As Europe endeavours to bring Tehran back to the negotiating table, one cannot help but notice the failure of diplomatic efforts, and lament the ineffectiveness of the threat of sanctions, undermined by a permanent postponement of ultimatums and disagreement within the Security Council. Russia and China currently oppose the idea of potential sanctions.
Doubts in Washington?
The Bush administration has not ruled out armed intervention. The United States, like their ally Israel, also a nuclear power, will not accept Iran gaining access to nuclear weapons. Moreover, Vice-President Dick Cheney has warned of “serious consequences” should the situation deteriorate further. Since August 2005 however, the ultra neoconservative ‘Project for the New American Century’ (PNAC), one of Washington’s most influential think-tanks, has been cautious about the possibility of an American attack.
At the root of this change in tack are the difficulties that Anglo-American troops are experiencing in Iraq together with general instability in the Middle East. Al-Jazeera, the Qatar-based television station, has been quick to observe that Iran finds itself “in a far better position than that of the former Iraqi President Saddam Hussein and his government prior to the war,” due to the growing unpopularity of George W. Bush and Tony Blair in their respective countries. Furthermore, Iran has a significant military force, unlike Iraq, that would make invasion difficult. While Iran and Saddam’s Iraq might be superficially similar, both having a considerable Shiite majority, the comparison ends there. This is why America considers itself restricted to searching for a diplomatic consensus, for the moment. Now is certainly not the time for radical opinions that could tip an already fragile region into chaos. During a meeting with Angela Merkel last May, George W. Bush also stated that his government was aiming for “a diplomatic solution” to the crisis.
The union grows in strength
The emphasis being placed on a renewal of the ‘soft power’ theory depends on symbolic decisions, following the example of the recent reopening of diplomatic relations between the United States and Libya. On this subject, Condoleeza Rice declared that it was “an important model. Nations around the world should demand a change in attitude on the part of the Iranian and North Korean regimes.” Washington therefore supports Europe’s efforts at mediation. Europe itself it fearful of missiles potentially landing on the Iranian gas reserves on which it relies.

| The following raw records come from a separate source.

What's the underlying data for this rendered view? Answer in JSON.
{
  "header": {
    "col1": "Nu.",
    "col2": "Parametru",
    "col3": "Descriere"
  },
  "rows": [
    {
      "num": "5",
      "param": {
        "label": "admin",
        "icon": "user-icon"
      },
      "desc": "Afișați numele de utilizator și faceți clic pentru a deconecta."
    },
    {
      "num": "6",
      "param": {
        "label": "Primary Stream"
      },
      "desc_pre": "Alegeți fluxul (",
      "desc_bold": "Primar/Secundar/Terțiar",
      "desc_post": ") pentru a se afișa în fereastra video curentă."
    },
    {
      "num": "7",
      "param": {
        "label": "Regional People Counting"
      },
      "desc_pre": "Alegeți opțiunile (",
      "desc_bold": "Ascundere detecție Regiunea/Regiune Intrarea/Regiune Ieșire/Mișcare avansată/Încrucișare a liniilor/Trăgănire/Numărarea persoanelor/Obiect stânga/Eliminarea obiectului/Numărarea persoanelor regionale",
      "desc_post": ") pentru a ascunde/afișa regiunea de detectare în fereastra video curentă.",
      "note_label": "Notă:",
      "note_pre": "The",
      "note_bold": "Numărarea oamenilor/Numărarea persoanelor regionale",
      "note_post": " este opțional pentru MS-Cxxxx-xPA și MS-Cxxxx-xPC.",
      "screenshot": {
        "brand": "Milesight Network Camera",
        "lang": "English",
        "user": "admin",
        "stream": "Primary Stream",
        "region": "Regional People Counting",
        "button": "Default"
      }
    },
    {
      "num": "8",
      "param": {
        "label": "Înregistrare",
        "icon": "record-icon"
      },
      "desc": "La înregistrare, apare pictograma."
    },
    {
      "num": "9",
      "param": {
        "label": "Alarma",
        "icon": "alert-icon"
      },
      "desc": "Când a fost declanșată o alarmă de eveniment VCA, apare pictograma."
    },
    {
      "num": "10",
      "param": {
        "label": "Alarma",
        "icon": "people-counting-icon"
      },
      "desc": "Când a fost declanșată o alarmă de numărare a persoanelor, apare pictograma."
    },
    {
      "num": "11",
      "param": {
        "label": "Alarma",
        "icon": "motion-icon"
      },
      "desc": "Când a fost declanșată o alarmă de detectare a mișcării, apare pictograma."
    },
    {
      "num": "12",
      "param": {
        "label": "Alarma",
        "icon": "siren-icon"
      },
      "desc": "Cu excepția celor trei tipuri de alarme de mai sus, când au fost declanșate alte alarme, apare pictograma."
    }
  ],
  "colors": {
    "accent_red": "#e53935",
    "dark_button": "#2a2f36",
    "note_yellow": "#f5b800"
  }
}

Western interests are converging. The Bush administration is trying to rectify its past mistakes and to demonstrate that lessons have been learnt by the disaster that is Iraq. Europe stands as principal negotiator and in so doing gains both assurance and unity. Faced with the urgency of the problem, the United States and the European Union have no choice but to act hand in hand… To not tackle the issue in some way would be to ridicule the dominance of the world’s superpower and to open the gates to other illegal programmes all over the globe. The West prepares to walk the trapeze. On both sides, a great fall.